1877 - 1890

1] The Grosvenor Gallery was established in 1877, the brainchild of Sir Coutts Lindsay and his wife Blanche. The Gallery also included amongst its Directors J. W. Comyns Carr and Charles Edward Hallé both later to become founders of the New Gallery. Initially, a remarkable success both critically and financially, it promoted the works of the Pre-Raphaelite artists including Burne-Jones and Holman Hunt and Millais and of the Aesthetic Movement in general. James Whistler’s infamous ‘Nocturne in Black and Gold: The Falling Rocket’ which led to the famous libel case between Ruskin and the artist, was also shown at the Grosvenor. It closed its doors in 1890 following Lindsay's divorce from his wife Blanche.

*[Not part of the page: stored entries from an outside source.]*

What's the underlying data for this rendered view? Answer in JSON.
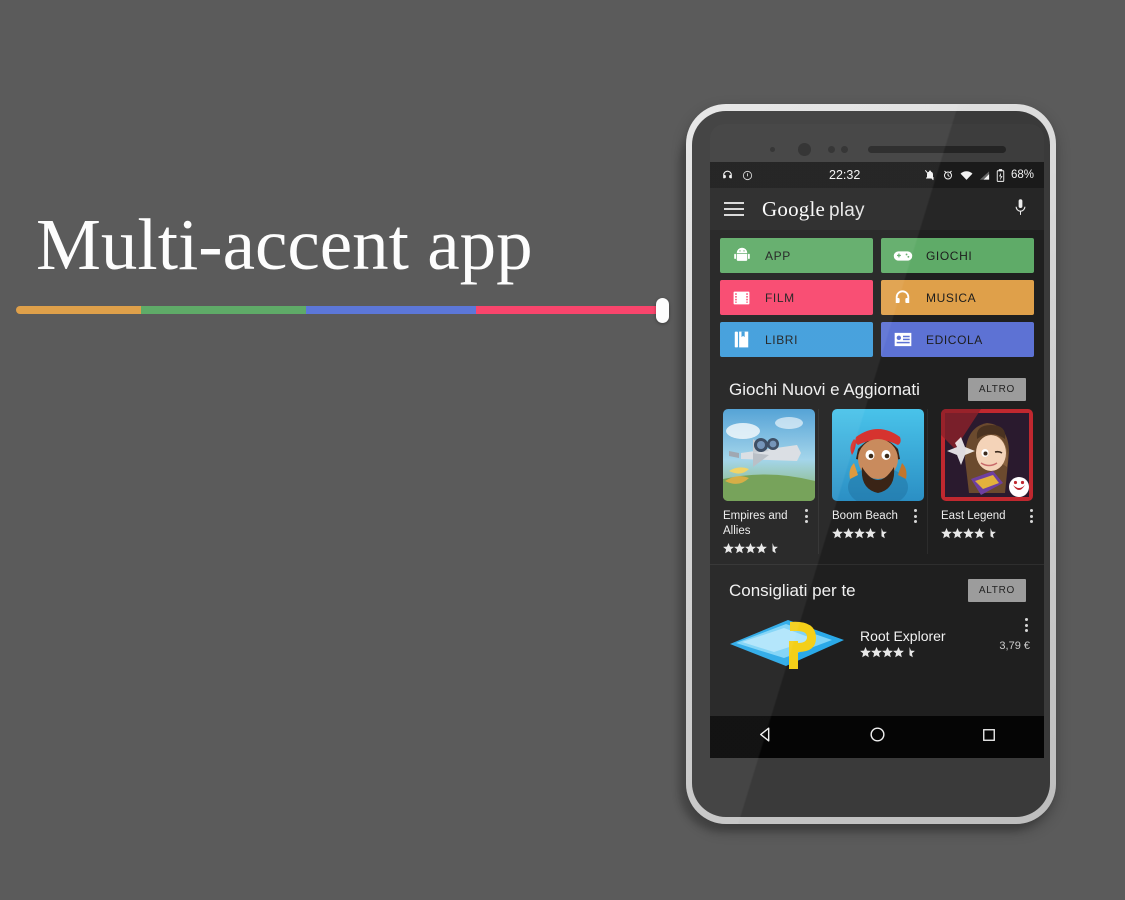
{
  "promo": {
    "headline": "Multi-accent app",
    "accent_segments": [
      {
        "name": "orange",
        "color": "#dfa04a"
      },
      {
        "name": "green",
        "color": "#5fab68"
      },
      {
        "name": "blue",
        "color": "#5c77d8"
      },
      {
        "name": "pink",
        "color": "#f9456c"
      }
    ],
    "handle_color": "#fdfdfd"
  },
  "phone": {
    "statusbar": {
      "time": "22:32",
      "battery_percent": "68%",
      "left_icons": [
        "headphones-icon",
        "info-circle-icon"
      ],
      "right_icons": [
        "bell-off-icon",
        "alarm-icon",
        "wifi-icon",
        "signal-icon",
        "battery-charging-icon"
      ]
    },
    "header": {
      "menu_icon": "hamburger-menu-icon",
      "logo_google": "Google",
      "logo_play": "play",
      "mic_icon": "microphone-icon"
    },
    "tiles": [
      {
        "label": "APP",
        "icon": "android-icon",
        "color": "#5fab68",
        "text_color": "#1d1d1d"
      },
      {
        "label": "GIOCHI",
        "icon": "gamepad-icon",
        "color": "#5fab68",
        "text_color": "#1d1d1d"
      },
      {
        "label": "FILM",
        "icon": "film-icon",
        "color": "#f9456c",
        "text_color": "#1d1d1d"
      },
      {
        "label": "MUSICA",
        "icon": "headphones-icon",
        "color": "#dfa04a",
        "text_color": "#1d1d1d"
      },
      {
        "label": "LIBRI",
        "icon": "book-icon",
        "color": "#3e9ddb",
        "text_color": "#1d1d1d"
      },
      {
        "label": "EDICOLA",
        "icon": "newspaper-icon",
        "color": "#5d72d4",
        "text_color": "#1d1d1d"
      }
    ],
    "sections": [
      {
        "title": "Giochi Nuovi e Aggiornati",
        "more_label": "ALTRO",
        "cards": [
          {
            "title": "Empires and Allies",
            "rating": 4.5,
            "overflow_icon": "overflow-menu-icon"
          },
          {
            "title": "Boom Beach",
            "rating": 4.5,
            "overflow_icon": "overflow-menu-icon"
          },
          {
            "title": "East Legend",
            "rating": 4.5,
            "overflow_icon": "overflow-menu-icon"
          }
        ]
      },
      {
        "title": "Consigliati per te",
        "more_label": "ALTRO",
        "item": {
          "name": "Root Explorer",
          "rating": 4.5,
          "price": "3,79 €",
          "overflow_icon": "overflow-menu-icon"
        }
      }
    ],
    "navbar": {
      "back_icon": "back-triangle-icon",
      "home_icon": "home-circle-icon",
      "recents_icon": "recents-square-icon"
    }
  }
}
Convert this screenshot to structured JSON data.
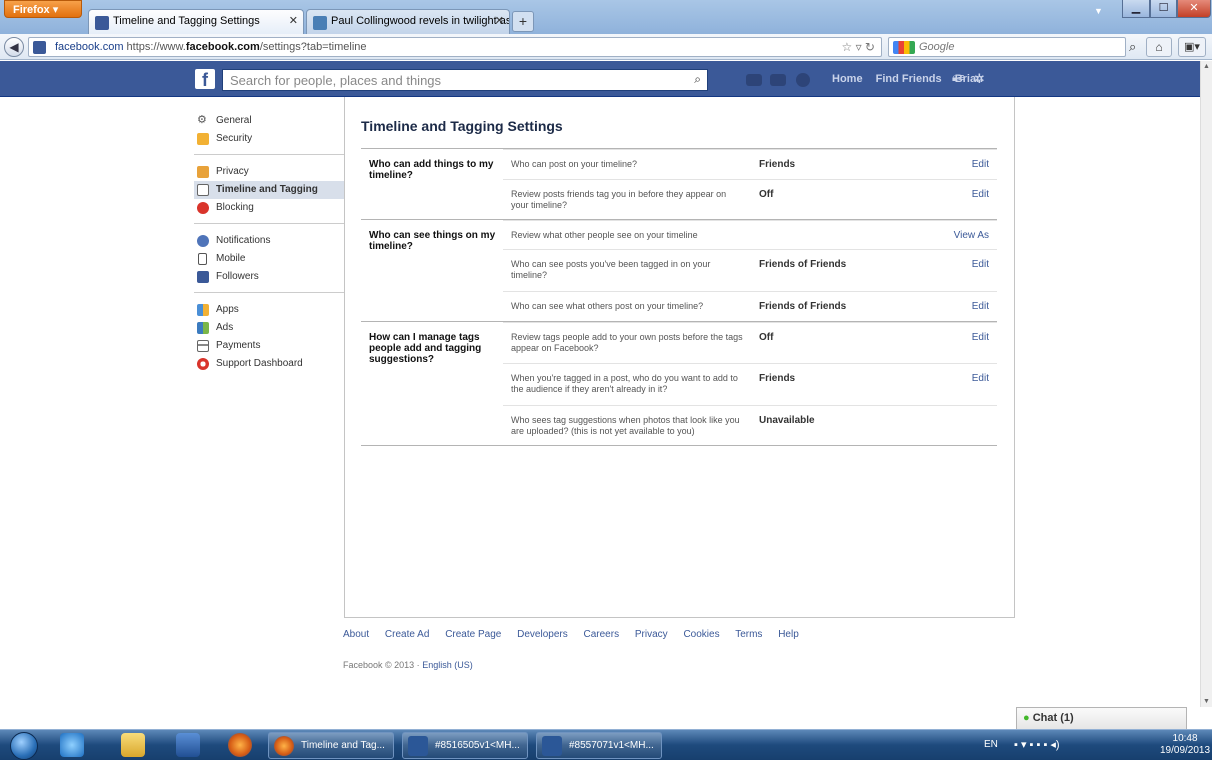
{
  "browser": {
    "firefox_label": "Firefox",
    "tabs": [
      {
        "label": "Timeline and Tagging Settings",
        "active": true
      },
      {
        "label": "Paul Collingwood revels in twilight as...",
        "active": false
      }
    ],
    "new_tab": "+",
    "url_site": "facebook.com",
    "url_prefix": "https://www.",
    "url_domain": "facebook.com",
    "url_path": "/settings?tab=timeline",
    "search_placeholder": "Google"
  },
  "fb_header": {
    "logo": "f",
    "search_placeholder": "Search for people, places and things",
    "nav": {
      "home": "Home",
      "find_friends": "Find Friends",
      "user": "Brian"
    },
    "brand_color": "#3b5998"
  },
  "sidebar": {
    "groups": [
      [
        {
          "label": "General",
          "icon": "gear-icon"
        },
        {
          "label": "Security",
          "icon": "shield-icon"
        }
      ],
      [
        {
          "label": "Privacy",
          "icon": "lock-icon"
        },
        {
          "label": "Timeline and Tagging",
          "icon": "timeline-icon",
          "active": true
        },
        {
          "label": "Blocking",
          "icon": "block-icon"
        }
      ],
      [
        {
          "label": "Notifications",
          "icon": "globe-icon"
        },
        {
          "label": "Mobile",
          "icon": "mobile-icon"
        },
        {
          "label": "Followers",
          "icon": "rss-icon"
        }
      ],
      [
        {
          "label": "Apps",
          "icon": "apps-icon"
        },
        {
          "label": "Ads",
          "icon": "ads-icon"
        },
        {
          "label": "Payments",
          "icon": "card-icon"
        },
        {
          "label": "Support Dashboard",
          "icon": "lifebuoy-icon"
        }
      ]
    ]
  },
  "main": {
    "title": "Timeline and Tagging Settings",
    "sections": [
      {
        "heading": "Who can add things to my timeline?",
        "rows": [
          {
            "question": "Who can post on your timeline?",
            "value": "Friends",
            "action": "Edit"
          },
          {
            "question": "Review posts friends tag you in before they appear on your timeline?",
            "value": "Off",
            "action": "Edit"
          }
        ]
      },
      {
        "heading": "Who can see things on my timeline?",
        "rows": [
          {
            "question": "Review what other people see on your timeline",
            "value": "",
            "action": "View As"
          },
          {
            "question": "Who can see posts you've been tagged in on your timeline?",
            "value": "Friends of Friends",
            "action": "Edit"
          },
          {
            "question": "Who can see what others post on your timeline?",
            "value": "Friends of Friends",
            "action": "Edit"
          }
        ]
      },
      {
        "heading": "How can I manage tags people add and tagging suggestions?",
        "rows": [
          {
            "question": "Review tags people add to your own posts before the tags appear on Facebook?",
            "value": "Off",
            "action": "Edit"
          },
          {
            "question": "When you're tagged in a post, who do you want to add to the audience if they aren't already in it?",
            "value": "Friends",
            "action": "Edit"
          },
          {
            "question": "Who sees tag suggestions when photos that look like you are uploaded? (this is not yet available to you)",
            "value": "Unavailable",
            "action": ""
          }
        ]
      }
    ]
  },
  "footer": {
    "links": [
      "About",
      "Create Ad",
      "Create Page",
      "Developers",
      "Careers",
      "Privacy",
      "Cookies",
      "Terms",
      "Help"
    ],
    "copyright": "Facebook © 2013 · ",
    "language": "English (US)"
  },
  "chat": {
    "label": "Chat (1)"
  },
  "taskbar": {
    "tasks": [
      {
        "label": "Timeline and Tag...",
        "icon": "firefox-icon"
      },
      {
        "label": "#8516505v1<MH...",
        "icon": "word-icon"
      },
      {
        "label": "#8557071v1<MH...",
        "icon": "word-icon"
      }
    ],
    "language": "EN",
    "time": "10:48",
    "date": "19/09/2013"
  }
}
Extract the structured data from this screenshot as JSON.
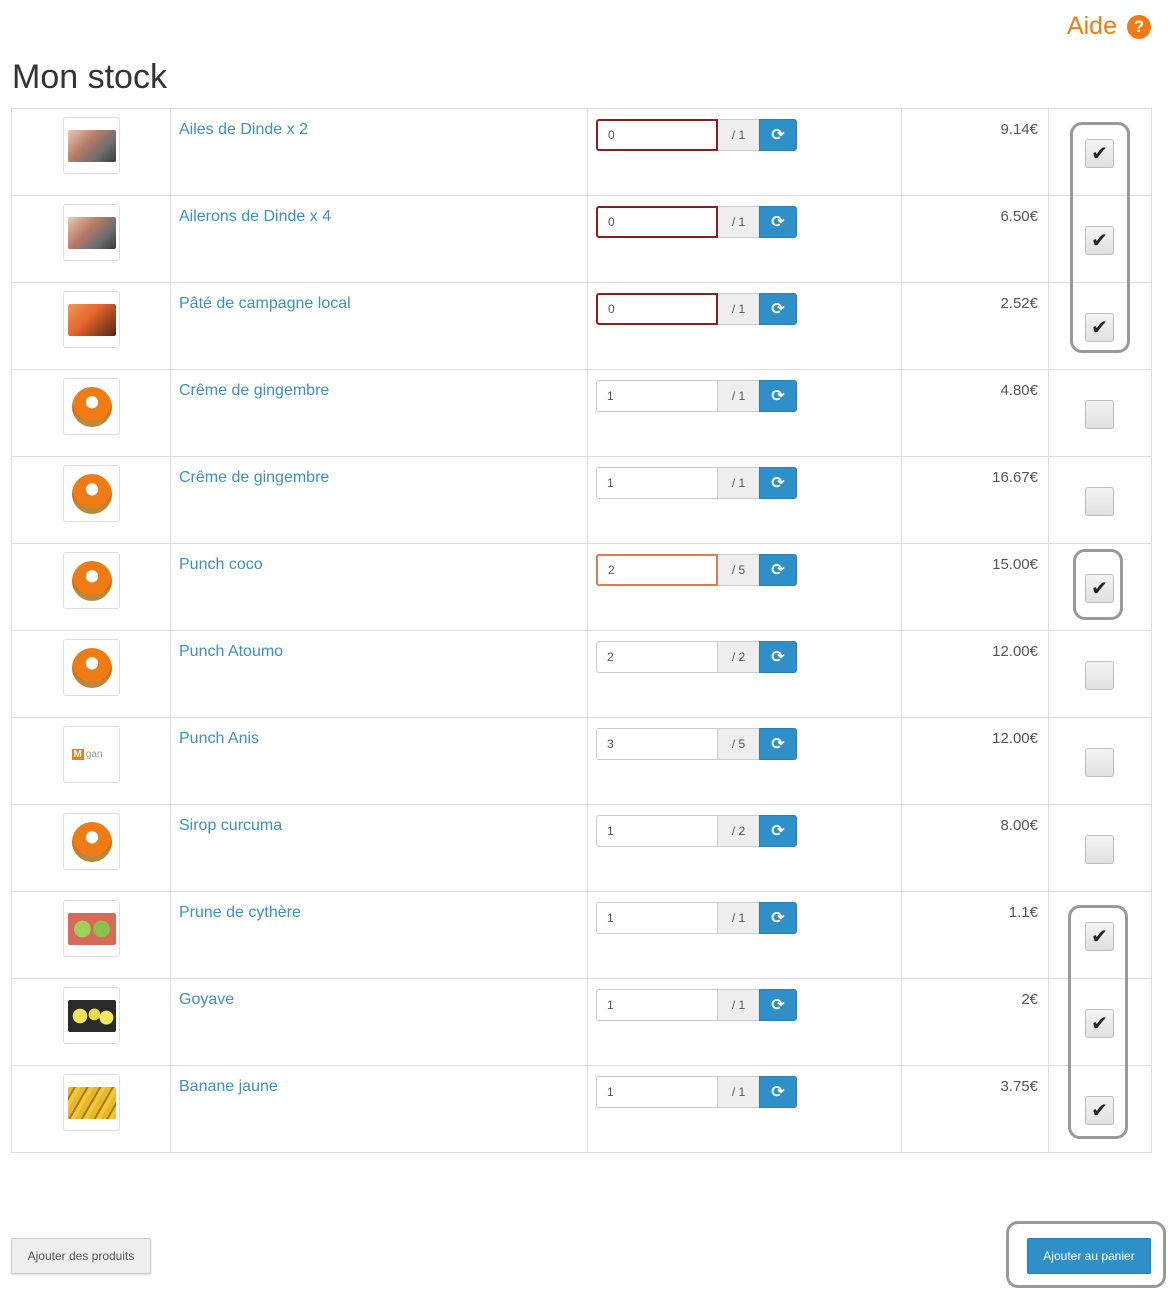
{
  "help": {
    "label": "Aide",
    "icon": "help-circle-icon",
    "color": "#f07a14"
  },
  "page": {
    "title": "Mon stock"
  },
  "products": [
    {
      "name": "Ailes de Dinde x 2",
      "thumb": "meat",
      "qty": "0",
      "max": "/ 1",
      "price": "9.14€",
      "checked": true,
      "qty_state": "error"
    },
    {
      "name": "Ailerons de Dinde x 4",
      "thumb": "meat",
      "qty": "0",
      "max": "/ 1",
      "price": "6.50€",
      "checked": true,
      "qty_state": "error"
    },
    {
      "name": "Pâté de campagne local",
      "thumb": "pate",
      "qty": "0",
      "max": "/ 1",
      "price": "2.52€",
      "checked": true,
      "qty_state": "error"
    },
    {
      "name": "Crême de gingembre",
      "thumb": "logo",
      "qty": "1",
      "max": "/ 1",
      "price": "4.80€",
      "checked": false,
      "qty_state": "normal"
    },
    {
      "name": "Crême de gingembre",
      "thumb": "logo",
      "qty": "1",
      "max": "/ 1",
      "price": "16.67€",
      "checked": false,
      "qty_state": "normal"
    },
    {
      "name": "Punch coco",
      "thumb": "logo",
      "qty": "2",
      "max": "/ 5",
      "price": "15.00€",
      "checked": true,
      "qty_state": "warning"
    },
    {
      "name": "Punch Atoumo",
      "thumb": "logo",
      "qty": "2",
      "max": "/ 2",
      "price": "12.00€",
      "checked": false,
      "qty_state": "normal"
    },
    {
      "name": "Punch Anis",
      "thumb": "brand",
      "qty": "3",
      "max": "/ 5",
      "price": "12.00€",
      "checked": false,
      "qty_state": "normal"
    },
    {
      "name": "Sirop curcuma",
      "thumb": "logo",
      "qty": "1",
      "max": "/ 2",
      "price": "8.00€",
      "checked": false,
      "qty_state": "normal"
    },
    {
      "name": "Prune de cythère",
      "thumb": "prune",
      "qty": "1",
      "max": "/ 1",
      "price": "1.1€",
      "checked": true,
      "qty_state": "normal"
    },
    {
      "name": "Goyave",
      "thumb": "goyave",
      "qty": "1",
      "max": "/ 1",
      "price": "2€",
      "checked": true,
      "qty_state": "normal"
    },
    {
      "name": "Banane jaune",
      "thumb": "banane",
      "qty": "1",
      "max": "/ 1",
      "price": "3.75€",
      "checked": true,
      "qty_state": "normal"
    }
  ],
  "thumb_brand_text": "gan",
  "thumb_brand_letter": "M",
  "refresh_icon": "refresh-icon",
  "check_icon": "checkmark-icon",
  "buttons": {
    "add_products": "Ajouter des produits",
    "add_to_cart": "Ajouter au panier"
  },
  "colors": {
    "accent": "#2e8fc9",
    "link": "#3d8fc7",
    "error_border": "#8b1e1e",
    "warning_border": "#e07a52"
  }
}
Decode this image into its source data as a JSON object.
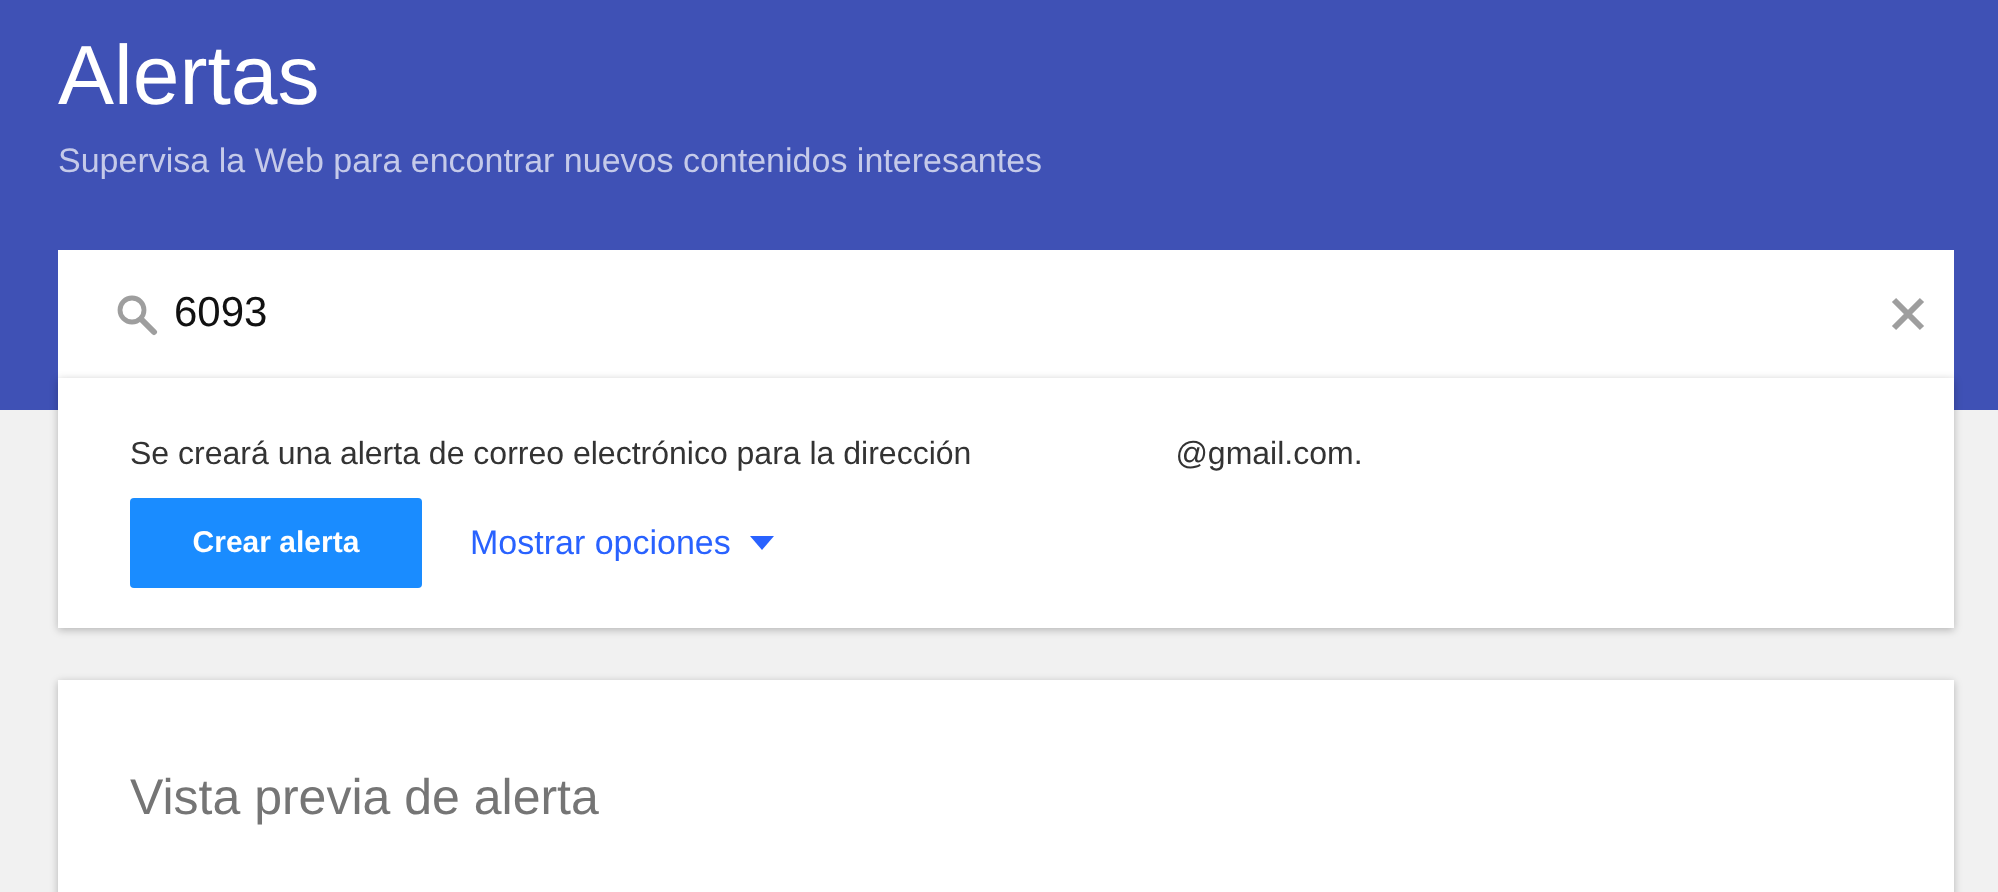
{
  "header": {
    "title": "Alertas",
    "subtitle": "Supervisa la Web para encontrar nuevos contenidos interesantes"
  },
  "search": {
    "value": "6093"
  },
  "alert_card": {
    "message": "Se creará una alerta de correo electrónico para la dirección",
    "email": "@gmail.com.",
    "create_button": "Crear alerta",
    "options_link": "Mostrar opciones"
  },
  "preview": {
    "title": "Vista previa de alerta"
  }
}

2] The Grosvenor had a reincarnation in 1912 under the auspices of American-born artist and critic Frances Howard and was located at 51a New Bond Street in the heart of London's fashionable art district. The most innovative show staged there was opened in May 1921 and entitled the 'Nameless Exhibition of Modern British Painting'. The exhibited works were gathered and hung by Henry Tonks, Charles Sims and Roger Fry and neither the names nor prices were listed in the accompanying catalogue. This innovative show was sponsored by The Burlington Magazine and contained works by Walter Sickert, Stanley Spencer, Vanessa Bell.

3] The Grosvenor was reincarnated in the 1960's and originally located in Davies Street, Mayfair under the auspices of dealer and collector Eric Estorick (1913-1993). It focused on 20th century paintings, sculpture, and drawings. The Grosvenor places a strong emphasis on the works of sculptors such as Kenneth Armitage, Michael Ayrton, Reg Butler, Lynn Chadwick, Elisabeth Frink, F. E. McWilliam, Bernard Meadows, Henry Moore, and Eduardo Paolozzi. Artists include Mark Shields, Victor Newsome, Grace Henry, S. W. Hayter, Kurt Schwitters, Francis Newton Souza, Karl Weschke and William Roberts. In the 1990s the gallery relocated to Albemarle Street and in 2000 to Ryder Street and in 2024 was at 35 Bury Street.

In 2006, Grosvenor Gallery collaborated with Vadehra Art Gallery in New Delhi to form Grosvenor Vadehra. The purpose of this collaboration was to promote international art in India and Indian art in the UK. It has held international exhibitions in India including a Pablo Picasso exhibition in 2006 and a highly acclaimed exhibition of Lucien Freud and Francis Bacon along with Tyeb Mehta and Francis Newton Souza in 2007.